Aware of Traynor's troubled past and already having to deal with inexperienced rookie PC Chloe Judd on his team, Watts is sceptical that Traynor will bring anything useful to the investigation. He's about to be proved very wrong ...


Devil in the Detail

by A.J. Cross

Published 26 February 2021

A suspected car-jacking leads to something deeper and darker in the compelling new Will Traynor forensic mystery.

The emergency call comes in the early hours of the morning. A man and a woman found in a car in a rundown part of the city, both of them critically injured. A random, opportune attack by a stranger? Or were the pair deliberately targeted? Is there a connection to series of car-jackings which has been plaguing the area?
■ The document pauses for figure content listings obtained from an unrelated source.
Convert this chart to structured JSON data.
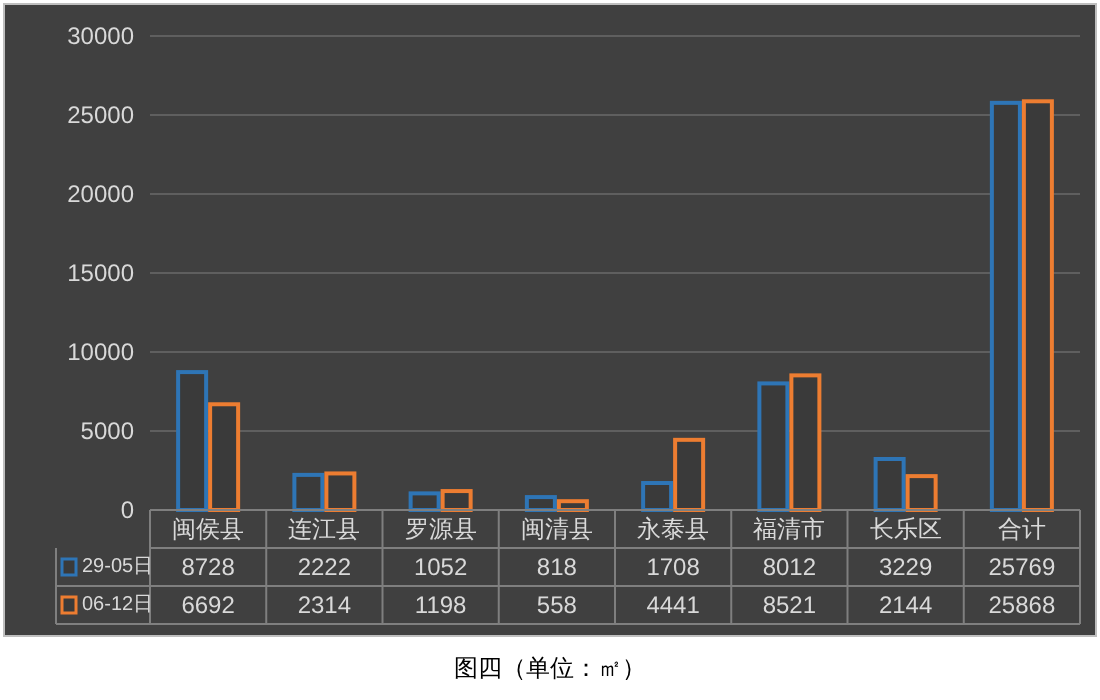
{
  "chart_data": {
    "type": "bar",
    "categories": [
      "闽侯县",
      "连江县",
      "罗源县",
      "闽清县",
      "永泰县",
      "福清市",
      "长乐区",
      "合计"
    ],
    "series": [
      {
        "name": "29-05日",
        "color": "#2e75b6",
        "values": [
          8728,
          2222,
          1052,
          818,
          1708,
          8012,
          3229,
          25769
        ]
      },
      {
        "name": "06-12日",
        "color": "#ed7d31",
        "values": [
          6692,
          2314,
          1198,
          558,
          4441,
          8521,
          2144,
          25868
        ]
      }
    ],
    "ylim": [
      0,
      30000
    ],
    "yticks": [
      0,
      5000,
      10000,
      15000,
      20000,
      25000,
      30000
    ],
    "grid": "y",
    "legend": "bottom",
    "data_labels": true,
    "annotations": [
      "图四（单位：㎡）"
    ]
  }
}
Nothing about this case seems to add up. As each theory as to what might have happened leads to yet more questions, Detective Inspector Bernard Watts decides to call on the help of criminologist Dr Will Traynor. Traynor knows that it's the small, easily missed details that will crack the case, but not even he could suspect just where those seemingly insignificant details will lead . . .


A Dark, Divided Self

by A.J. Cross

Published 25 November 2021

When the decomposed remains of a young woman are discovered just outside Birmingham, criminologist Will Traynor is drawn into a baffling investigation.

"Plenty of unexpected twists sure to set pulses racing, leading to a shock ending guaranteed to blindside even the most experienced thriller reader" - Booklist Starred Review

When the badly decomposed remains of a young woman are discovered in an isolated wooded area just outside Birmingham, the victim is quickly identified as Amy Peters, a Manchester University student who disappeared three years earlier. She is one of five young women who vanished from the streets of Manchester within a two-year period.

Called in to assist the police investigation, criminologist Will Traynor believes they are looking for an intelligent, socially confident individual, someone adept at covering his tracks. But why would the killer transport the victim on an eighty-mile journey from Manchester to Birmingham? If he can find the answer to that question, Traynor believes he has the key to cracking the case.

But at every stage of the investigation, the killer seems to be one step ahead of him. If he's going to outsmart him, Will realizes he's going to have to play this twisted individual at his own deadly game.


Reflections of Deviance

by A.J. Cross

Published 7 February 2023

Rich. Successful. Dead . . . The mysterious death of Marion Cane leads criminologist Will Traynor into a deeply challenging and disturbing new case.

Marion Cane swapped a successful city career in New York and London for a quiet retirement in a wealthy village on the outskirts of Birmingham. So why was she found dead in her new home just a few months later?

Marion's death was thought to be due to natural causes, until an anonymous note leads Superintendent John Heritage of West Midlands Police to ask DCI Bernard Watts and PC Chloe Judd to make enquiries. But when they arrive in Newton Heights, one of the villagers mysteriously vanishes. Still reeling from his own devastating news, criminologist Will Traynor is brought in to assist the team with an increasingly complex and disturbing investigation. Can Traynor push his own demons aside to see through distorted versions of reality, dangerous secrets and dark lies in his pursuit of the truth?